SAGITTARIUS (Nov. 22–Dec. 21): “If they can get you asking the wrong questions, they don’t have to worry about the answers,” wrote novelist Thomas Pynchon. Between now and the end of the year, Sagittarius, please gaze into a mirror and tell yourself that advice regularly. You can’t afford to let anyone—authorities, experts, enemies, or even friends—set the ground rules or define the contours of your quest for the truth. Your driving passion should be to frame the unique questions that will lead you inexorably to what you need to know next. (PS: The answers you receive will be wrong until you frame those crafty questions.)
CAPRICORN (Dec. 22–Jan. 19): “If in the last few years you haven’t discarded a major opinion or acquired a new one, check your pulse.

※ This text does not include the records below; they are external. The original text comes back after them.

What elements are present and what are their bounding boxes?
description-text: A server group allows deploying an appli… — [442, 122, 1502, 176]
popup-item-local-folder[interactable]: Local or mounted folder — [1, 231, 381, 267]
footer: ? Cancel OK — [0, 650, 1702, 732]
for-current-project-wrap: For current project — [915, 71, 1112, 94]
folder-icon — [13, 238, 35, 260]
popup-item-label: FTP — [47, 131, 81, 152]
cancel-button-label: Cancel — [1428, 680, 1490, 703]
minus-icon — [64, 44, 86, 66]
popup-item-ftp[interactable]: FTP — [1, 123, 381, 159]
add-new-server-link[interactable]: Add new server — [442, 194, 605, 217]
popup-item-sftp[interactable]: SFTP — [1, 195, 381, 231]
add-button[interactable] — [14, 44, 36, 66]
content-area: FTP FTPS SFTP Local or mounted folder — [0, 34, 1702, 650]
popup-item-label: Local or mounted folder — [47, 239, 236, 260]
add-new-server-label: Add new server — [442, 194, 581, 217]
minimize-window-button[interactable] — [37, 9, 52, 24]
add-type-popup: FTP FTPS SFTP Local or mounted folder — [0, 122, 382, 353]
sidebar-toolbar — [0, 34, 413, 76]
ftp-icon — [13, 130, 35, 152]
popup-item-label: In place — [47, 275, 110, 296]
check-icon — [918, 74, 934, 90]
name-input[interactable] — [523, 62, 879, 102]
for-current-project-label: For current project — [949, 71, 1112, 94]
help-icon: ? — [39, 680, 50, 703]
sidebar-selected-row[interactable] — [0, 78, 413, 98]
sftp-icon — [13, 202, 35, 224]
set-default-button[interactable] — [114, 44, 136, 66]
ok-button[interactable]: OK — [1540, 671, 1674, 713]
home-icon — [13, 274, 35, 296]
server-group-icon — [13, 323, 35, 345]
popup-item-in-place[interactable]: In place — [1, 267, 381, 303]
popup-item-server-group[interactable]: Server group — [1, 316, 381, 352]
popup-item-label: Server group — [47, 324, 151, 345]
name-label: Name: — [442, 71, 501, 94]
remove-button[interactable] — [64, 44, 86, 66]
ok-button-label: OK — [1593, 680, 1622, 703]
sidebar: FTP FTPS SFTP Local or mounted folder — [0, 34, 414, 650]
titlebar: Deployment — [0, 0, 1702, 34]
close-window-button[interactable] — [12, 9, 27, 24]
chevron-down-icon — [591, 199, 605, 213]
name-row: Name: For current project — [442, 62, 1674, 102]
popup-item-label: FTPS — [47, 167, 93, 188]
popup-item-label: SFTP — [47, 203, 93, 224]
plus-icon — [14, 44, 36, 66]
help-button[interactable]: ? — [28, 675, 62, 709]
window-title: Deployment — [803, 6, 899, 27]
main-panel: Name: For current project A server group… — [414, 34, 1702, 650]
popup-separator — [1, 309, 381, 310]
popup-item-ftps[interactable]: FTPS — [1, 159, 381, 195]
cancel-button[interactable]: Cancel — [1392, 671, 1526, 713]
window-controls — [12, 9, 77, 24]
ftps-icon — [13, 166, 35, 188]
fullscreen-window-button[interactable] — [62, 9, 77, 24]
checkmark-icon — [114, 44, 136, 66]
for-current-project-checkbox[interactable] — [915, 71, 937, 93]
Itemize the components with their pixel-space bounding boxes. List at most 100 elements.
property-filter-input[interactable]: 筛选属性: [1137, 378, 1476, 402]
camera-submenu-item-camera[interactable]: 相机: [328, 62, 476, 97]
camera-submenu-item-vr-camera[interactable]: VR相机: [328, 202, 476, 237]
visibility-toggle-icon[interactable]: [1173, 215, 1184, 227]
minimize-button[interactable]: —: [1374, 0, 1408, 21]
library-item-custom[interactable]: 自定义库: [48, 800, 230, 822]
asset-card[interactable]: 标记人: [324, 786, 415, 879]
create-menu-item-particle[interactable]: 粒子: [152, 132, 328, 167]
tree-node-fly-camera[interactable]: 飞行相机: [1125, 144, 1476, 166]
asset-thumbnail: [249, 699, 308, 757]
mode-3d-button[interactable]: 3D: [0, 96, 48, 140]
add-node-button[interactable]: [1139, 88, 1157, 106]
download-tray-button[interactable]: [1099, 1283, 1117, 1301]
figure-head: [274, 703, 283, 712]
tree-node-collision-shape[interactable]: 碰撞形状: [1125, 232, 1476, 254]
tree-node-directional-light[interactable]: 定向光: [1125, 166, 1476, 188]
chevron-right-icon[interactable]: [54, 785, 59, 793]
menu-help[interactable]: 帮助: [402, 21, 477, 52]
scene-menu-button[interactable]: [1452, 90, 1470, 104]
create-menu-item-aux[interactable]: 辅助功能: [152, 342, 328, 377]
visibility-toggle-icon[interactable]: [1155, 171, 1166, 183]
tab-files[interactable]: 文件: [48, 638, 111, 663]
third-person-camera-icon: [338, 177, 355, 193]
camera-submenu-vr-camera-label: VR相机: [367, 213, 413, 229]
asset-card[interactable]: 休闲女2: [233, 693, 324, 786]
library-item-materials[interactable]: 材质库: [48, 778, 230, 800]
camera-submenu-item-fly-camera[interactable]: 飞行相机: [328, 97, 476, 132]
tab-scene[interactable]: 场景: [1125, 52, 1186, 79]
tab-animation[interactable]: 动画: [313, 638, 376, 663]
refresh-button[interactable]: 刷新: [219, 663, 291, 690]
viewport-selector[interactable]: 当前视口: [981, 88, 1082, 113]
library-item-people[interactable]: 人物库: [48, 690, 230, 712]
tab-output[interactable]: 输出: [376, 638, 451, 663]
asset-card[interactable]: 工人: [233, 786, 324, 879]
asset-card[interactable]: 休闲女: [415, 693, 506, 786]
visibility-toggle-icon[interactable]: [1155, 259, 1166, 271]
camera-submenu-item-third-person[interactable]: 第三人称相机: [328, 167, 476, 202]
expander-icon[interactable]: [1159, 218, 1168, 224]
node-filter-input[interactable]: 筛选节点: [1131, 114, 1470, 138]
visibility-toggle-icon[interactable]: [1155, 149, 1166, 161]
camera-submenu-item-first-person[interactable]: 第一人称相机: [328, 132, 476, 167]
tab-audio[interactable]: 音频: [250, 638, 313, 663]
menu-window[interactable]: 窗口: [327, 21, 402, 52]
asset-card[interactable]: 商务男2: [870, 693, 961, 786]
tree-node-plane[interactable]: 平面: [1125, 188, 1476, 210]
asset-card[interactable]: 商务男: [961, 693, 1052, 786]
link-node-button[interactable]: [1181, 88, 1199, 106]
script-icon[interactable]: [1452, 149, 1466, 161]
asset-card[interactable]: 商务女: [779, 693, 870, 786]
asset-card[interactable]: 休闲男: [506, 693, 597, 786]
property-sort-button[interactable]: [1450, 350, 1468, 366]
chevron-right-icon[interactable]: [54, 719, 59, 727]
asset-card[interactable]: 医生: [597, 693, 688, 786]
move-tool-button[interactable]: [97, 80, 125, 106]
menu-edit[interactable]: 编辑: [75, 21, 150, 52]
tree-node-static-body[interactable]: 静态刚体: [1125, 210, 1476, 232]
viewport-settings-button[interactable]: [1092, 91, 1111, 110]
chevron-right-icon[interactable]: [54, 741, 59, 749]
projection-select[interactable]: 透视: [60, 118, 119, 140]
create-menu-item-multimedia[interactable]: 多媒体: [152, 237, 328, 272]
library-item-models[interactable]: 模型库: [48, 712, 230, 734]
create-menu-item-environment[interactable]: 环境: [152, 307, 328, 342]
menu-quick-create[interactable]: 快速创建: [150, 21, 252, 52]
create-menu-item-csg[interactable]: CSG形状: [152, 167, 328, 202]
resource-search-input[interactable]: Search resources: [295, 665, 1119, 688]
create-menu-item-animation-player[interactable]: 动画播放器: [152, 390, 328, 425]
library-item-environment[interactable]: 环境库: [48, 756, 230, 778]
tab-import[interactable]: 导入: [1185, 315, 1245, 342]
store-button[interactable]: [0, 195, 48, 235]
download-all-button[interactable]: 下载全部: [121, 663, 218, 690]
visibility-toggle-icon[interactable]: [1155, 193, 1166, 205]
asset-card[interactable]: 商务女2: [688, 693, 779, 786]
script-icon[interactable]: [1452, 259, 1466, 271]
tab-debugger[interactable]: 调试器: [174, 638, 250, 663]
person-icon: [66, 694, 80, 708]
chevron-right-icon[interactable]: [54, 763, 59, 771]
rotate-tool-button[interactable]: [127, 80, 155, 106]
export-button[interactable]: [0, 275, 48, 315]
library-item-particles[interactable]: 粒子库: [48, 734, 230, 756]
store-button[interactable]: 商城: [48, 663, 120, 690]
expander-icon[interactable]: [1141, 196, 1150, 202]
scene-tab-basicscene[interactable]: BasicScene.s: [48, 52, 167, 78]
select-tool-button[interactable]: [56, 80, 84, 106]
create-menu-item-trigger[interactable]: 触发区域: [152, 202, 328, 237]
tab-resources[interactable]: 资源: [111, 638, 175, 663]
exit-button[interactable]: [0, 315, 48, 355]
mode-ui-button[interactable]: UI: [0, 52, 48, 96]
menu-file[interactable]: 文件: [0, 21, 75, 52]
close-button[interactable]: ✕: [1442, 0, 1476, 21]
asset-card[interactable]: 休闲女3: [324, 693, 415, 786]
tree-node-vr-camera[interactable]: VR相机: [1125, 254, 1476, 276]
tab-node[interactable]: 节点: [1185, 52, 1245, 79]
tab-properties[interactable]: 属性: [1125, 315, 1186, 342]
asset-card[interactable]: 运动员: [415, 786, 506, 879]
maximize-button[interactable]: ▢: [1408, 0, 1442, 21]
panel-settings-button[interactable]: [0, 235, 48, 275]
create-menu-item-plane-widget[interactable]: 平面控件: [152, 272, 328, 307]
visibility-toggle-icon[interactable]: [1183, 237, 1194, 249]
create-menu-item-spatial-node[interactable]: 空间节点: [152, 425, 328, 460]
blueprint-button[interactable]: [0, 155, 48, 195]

You may be dead.” So said the humorist Gelett Burgess, and now, just in time for your shedding season, I’m offering his advice to you. It’s high time for you to get rid of all the old stuff you possibly can, including not only the major opinions that you’ve outgrown, but also mementos that have lost their meaning, clothes that no longer match your self-image, and once exciting adventures that have succumbed to numbing habit.
AQUARIUS (Jan. 20—Feb. 18): Writing in November’s Esquire, Chuck Klosterman described the National Football League as one of the most successful socialist institutions in the world. As evidence, he notes that rich teams in the biggest markets are required to share their revenue with poor teams in small markets. The league’s best franchise in recent years, the New England Patriots, has won so many games because its star players have volunteered to accept reduced salaries, making more cash available for the team to assemble the best possible collection of second-line players. I recommend a similar approach to you, Aquarius. It’s a propitious time to bring the NFL’s brand of communalism to the group or business or tribe that’s so important to you.
PISCES [Feb. 19–March 20]: “There are two tragedies in life,” said George Bernard Shaw. “One is to lose your heart’s desire. The other is to gain it.” If we satisfy our deepest longings, in other words, we lose our primary reason for living. We love to feel our yearnings so much that we’re devastated if they’re ever quenched. Or so the argument goes. But I’m here to tell you, Pisces, that you have a good chance of refuting this theory in 2006. I think you’ll get exactly what you’ve wanted, and then thrive in the aftermath. A crucial key to this potential success story will be offered to you in the coming week.